A friend of mine once told me he hated reading financial analysis and reviews by stockbroking and investment firms despite their very in depth and constructive assessment they conduct on company results and projections going forward. For those seeking to invest in stocks, such information can be very useful especially if you are not financial savvy or do not have the time to conduct an analysis yourself. To him though, motive was more of a concern than ignorance. He believed the motive behind every financial analysis representing those firms was make you sell or buy a stock. As such no matter how “fair” their reviews might be, one is forced to buy or sell the stock meaning they make money either way. That to him was a much larger risk than not knowing anything about the company’s financials in the first place.
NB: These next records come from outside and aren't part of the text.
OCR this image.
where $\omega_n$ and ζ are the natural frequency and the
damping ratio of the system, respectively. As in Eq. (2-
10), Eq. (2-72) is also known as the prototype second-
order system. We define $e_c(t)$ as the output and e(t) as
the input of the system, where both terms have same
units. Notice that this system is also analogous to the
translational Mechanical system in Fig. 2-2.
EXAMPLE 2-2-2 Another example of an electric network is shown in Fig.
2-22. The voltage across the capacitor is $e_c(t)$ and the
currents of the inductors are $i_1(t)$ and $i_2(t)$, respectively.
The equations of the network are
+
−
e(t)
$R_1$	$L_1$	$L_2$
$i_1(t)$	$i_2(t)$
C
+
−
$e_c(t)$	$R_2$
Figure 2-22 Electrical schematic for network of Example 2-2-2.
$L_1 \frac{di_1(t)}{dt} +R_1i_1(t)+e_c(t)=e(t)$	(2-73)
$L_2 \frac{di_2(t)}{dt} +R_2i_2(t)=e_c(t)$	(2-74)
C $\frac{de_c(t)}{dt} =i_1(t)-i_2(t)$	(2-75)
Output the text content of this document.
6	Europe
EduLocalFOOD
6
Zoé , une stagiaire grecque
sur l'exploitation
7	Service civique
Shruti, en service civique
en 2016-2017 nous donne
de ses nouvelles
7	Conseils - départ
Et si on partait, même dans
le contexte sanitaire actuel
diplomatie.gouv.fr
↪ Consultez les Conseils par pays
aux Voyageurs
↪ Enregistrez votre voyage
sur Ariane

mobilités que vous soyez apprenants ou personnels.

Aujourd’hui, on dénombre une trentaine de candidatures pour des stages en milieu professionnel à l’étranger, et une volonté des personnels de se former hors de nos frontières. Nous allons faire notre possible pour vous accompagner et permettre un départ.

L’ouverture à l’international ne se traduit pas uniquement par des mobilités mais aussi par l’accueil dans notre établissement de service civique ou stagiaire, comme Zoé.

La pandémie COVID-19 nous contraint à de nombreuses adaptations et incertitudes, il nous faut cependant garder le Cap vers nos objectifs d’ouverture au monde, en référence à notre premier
Well, some four years back one of such reviews had a caption directly opposite from mine above, saying, “Starcomms: A rising star”. The review assigned a long term buy option on Starcomm valuing it at 36% higher than its market price at the time which was about N14.57. Today the share price just 50kobo and has basically been so for the past year. Unlike the share price that has fallen by over 100% since then, its losses has continued to rise since the company began operations in 2003. Since it began operations in 2002 it has only made profit in once, in 2007, posting a cumulative loss of over N47billion as at December 2011. Now that is not a company of the rise.
Starcomms, like most CDMA firms have faced their fair share of competition, shrinking market share, high capex cost and meagre investments. It is why recent news that the company had just struck a deal that we see it loosing control of about 90% of its equity in exchange for cash and assets of about $210million could be seen as a light in tunnel for a “star” that has failed to shine. According to the official market bulletin of the NSE which provides details of the deal, Capcom (an SPV set up to invest in the company) will be making an upfront cash payment of $93million badly needed to halt the company’s imminent slide into bankruptcy. The other part of deal will see Capcom contributing other assets which it had acquired in other companies such as the spectrum licenses of MTS and the CDMA business of Multilinks.
The company suggest this new investment will stop the hemorrhaging of both losses and subscribers and help the company “create a leading CDMA operator in Nigeria”. They also claim “with the benefit of the 20 MHz of contiguous 1900MHz spectrum ……., the new entity is positioning itself at the forefront of the shift away from current generation of services into a Long Term Environment (LTE) technology platform capable of delivering new 4G and related data and other services that will offer customers substantially improved performance. Monetizing the new broadband services and applications will provide Starcomms with crucial first mover advantage in the Nigerian market with its 4G / LTE network rollout”. This is in a broadband market that has yet to fulfill the basics that a 3G network can offer.
Starcomms need their fortune to change urgently, and though this investment comes with an indispensable lifeline, it is highly impossible that shareholders will get returns on investments anytime soon. The CDMA market has about 18.4m in installed capacity and 13.8m of which are connected according to the latest data released by the NCC. To make matters worse, only 3.3million of those lines are active dropping 36% from the 5.2million activities lines about a year ago. Investments are good for the ailing company but the permanent cure lies within its ability to raise the appetite of a fast growing consumer marker badly in need of an alternative to the endemic poor quality service associated with GSM companies.
Starcomms share price has largely remained unchanged at 50kobo for over a year now.